Ce commentaire souligne l’inaction perçue des institutions libanaises vis-à-vis des développements politiques et diplomatiques en Syrie, alors que des changements significatifs sont en cours dans le pays voisin. Joumblatt, connu pour ses positions tranchées, ne s’est pas contenté de critiquer le ministère des Affaires étrangères. Il a également interrogé les agences de sécurité libanaises sur leur gestion des personnalités liées à l’ancien régime syrien. « Les agences de sécurité pourraient-elles faire de même et arrêter les hauts responsables de l’ancien régime qui passent par la frontière ou fuient via l’aéroport ? », a-t-il ajouté, interpellant directement les institutions sécuritaires du pays.
Un contexte marqué par des relations complexes
Ces déclarations interviennent dans un contexte où les relations entre le Liban et la Syrie demeurent complexes et souvent marquées par des tensions. Depuis le début de la guerre civile syrienne en 2011, le Liban a adopté une position officielle de neutralité, bien que son territoire ait été fortement impacté par la crise syrienne, notamment par l’arrivée massive de réfugiés et l’implication de groupes comme le Hezbollah.
Le commentaire de Joumblatt met également en lumière un aspect souvent négligé des relations bilatérales : la fuite et l’accueil au Liban de figures syriennes controversées liées à l’ancien régime de Bachar el-Assad. Ces allers-retours transfrontaliers, parfois facilités par des connexions informelles, alimentent les critiques sur l’absence de fermeté des autorités libanaises à l’égard de certaines personnalités syriennes recherchées.
Des enjeux politiques et sécuritaires
La sortie de Joumblatt révèle des tensions plus larges entre les acteurs politiques libanais. Le leader druze, bien que n’étant plus à la tête officielle du Parti socialiste progressiste (PSP), reste une figure influente sur la scène politique et n’hésite pas à critiquer la gestion des affaires étrangères et sécuritaires du Liban. Ses propos reflètent également une inquiétude sur la capacité des institutions libanaises à s’adapter aux changements politiques en Syrie, notamment avec l’arrivée d’une nouvelle administration dirigée par Asaad al-Shibani.
Les relations entre les deux pays sont entravées par des décennies de domination syrienne sur le Liban, de l’occupation militaire (1976-2005) jusqu’à l’influence persistante de Damas sur certaines factions politiques libanaises. Si le ton ironique de Joumblatt critique le réveil tardif du ministère des Affaires étrangères, il met surtout en lumière l’inaction des agences de sécurité, qu’il accuse d’être passives face à des enjeux touchant à la souveraineté nationale.

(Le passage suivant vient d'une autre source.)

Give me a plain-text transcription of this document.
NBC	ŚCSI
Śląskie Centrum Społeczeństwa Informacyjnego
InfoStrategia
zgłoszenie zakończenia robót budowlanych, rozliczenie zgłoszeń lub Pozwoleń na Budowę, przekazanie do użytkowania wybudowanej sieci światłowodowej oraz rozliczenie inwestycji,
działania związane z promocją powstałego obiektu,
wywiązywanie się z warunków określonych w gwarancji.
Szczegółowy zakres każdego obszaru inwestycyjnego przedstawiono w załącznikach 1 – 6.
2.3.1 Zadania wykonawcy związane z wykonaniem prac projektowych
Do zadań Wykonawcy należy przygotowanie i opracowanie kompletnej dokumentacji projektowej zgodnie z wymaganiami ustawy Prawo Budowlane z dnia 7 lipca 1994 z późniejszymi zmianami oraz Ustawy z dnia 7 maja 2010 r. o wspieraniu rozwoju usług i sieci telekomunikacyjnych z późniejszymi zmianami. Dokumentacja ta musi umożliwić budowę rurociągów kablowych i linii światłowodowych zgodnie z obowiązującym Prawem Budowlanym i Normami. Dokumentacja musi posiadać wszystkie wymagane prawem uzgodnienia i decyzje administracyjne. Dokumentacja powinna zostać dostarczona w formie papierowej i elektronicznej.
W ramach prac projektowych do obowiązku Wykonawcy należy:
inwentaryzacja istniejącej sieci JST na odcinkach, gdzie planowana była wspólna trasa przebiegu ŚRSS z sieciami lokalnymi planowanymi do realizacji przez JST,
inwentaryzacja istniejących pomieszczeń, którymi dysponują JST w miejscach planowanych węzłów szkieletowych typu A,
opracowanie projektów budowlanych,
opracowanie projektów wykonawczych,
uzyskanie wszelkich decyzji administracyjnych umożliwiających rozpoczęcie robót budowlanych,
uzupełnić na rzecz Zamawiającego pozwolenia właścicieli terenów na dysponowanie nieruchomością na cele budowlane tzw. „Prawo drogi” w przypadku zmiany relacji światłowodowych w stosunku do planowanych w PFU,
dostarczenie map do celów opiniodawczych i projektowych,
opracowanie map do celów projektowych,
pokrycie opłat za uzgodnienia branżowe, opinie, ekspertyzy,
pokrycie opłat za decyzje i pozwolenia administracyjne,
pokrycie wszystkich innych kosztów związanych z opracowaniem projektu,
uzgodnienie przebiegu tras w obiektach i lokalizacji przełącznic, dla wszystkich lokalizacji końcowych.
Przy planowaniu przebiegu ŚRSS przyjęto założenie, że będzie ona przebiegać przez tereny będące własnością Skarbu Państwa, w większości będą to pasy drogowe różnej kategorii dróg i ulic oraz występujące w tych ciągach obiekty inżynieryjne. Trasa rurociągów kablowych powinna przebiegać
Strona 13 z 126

Une normalisation des relations en perspective ?
Les échanges récents entre Abdallah Bou Habib et Asaad al-Shibani marquent une étape significative dans la réouverture d’un dialogue officiel entre Beyrouth et Damas. Ces discussions pourraient ouvrir la voie à une normalisation progressive des relations, bien que les divisions internes au Liban compliquent toute avancée majeure.
Cependant, la question des anciens responsables syriens transitant par le Liban reste un point sensible. Pour certains observateurs, la critique de Joumblatt pourrait refléter une crainte que des figures de l’ancien régime syrien utilisent le Liban comme refuge ou point de transit pour échapper à la justice, alors même que des réformes politiques en Syrie pourraient éventuellement les cibler.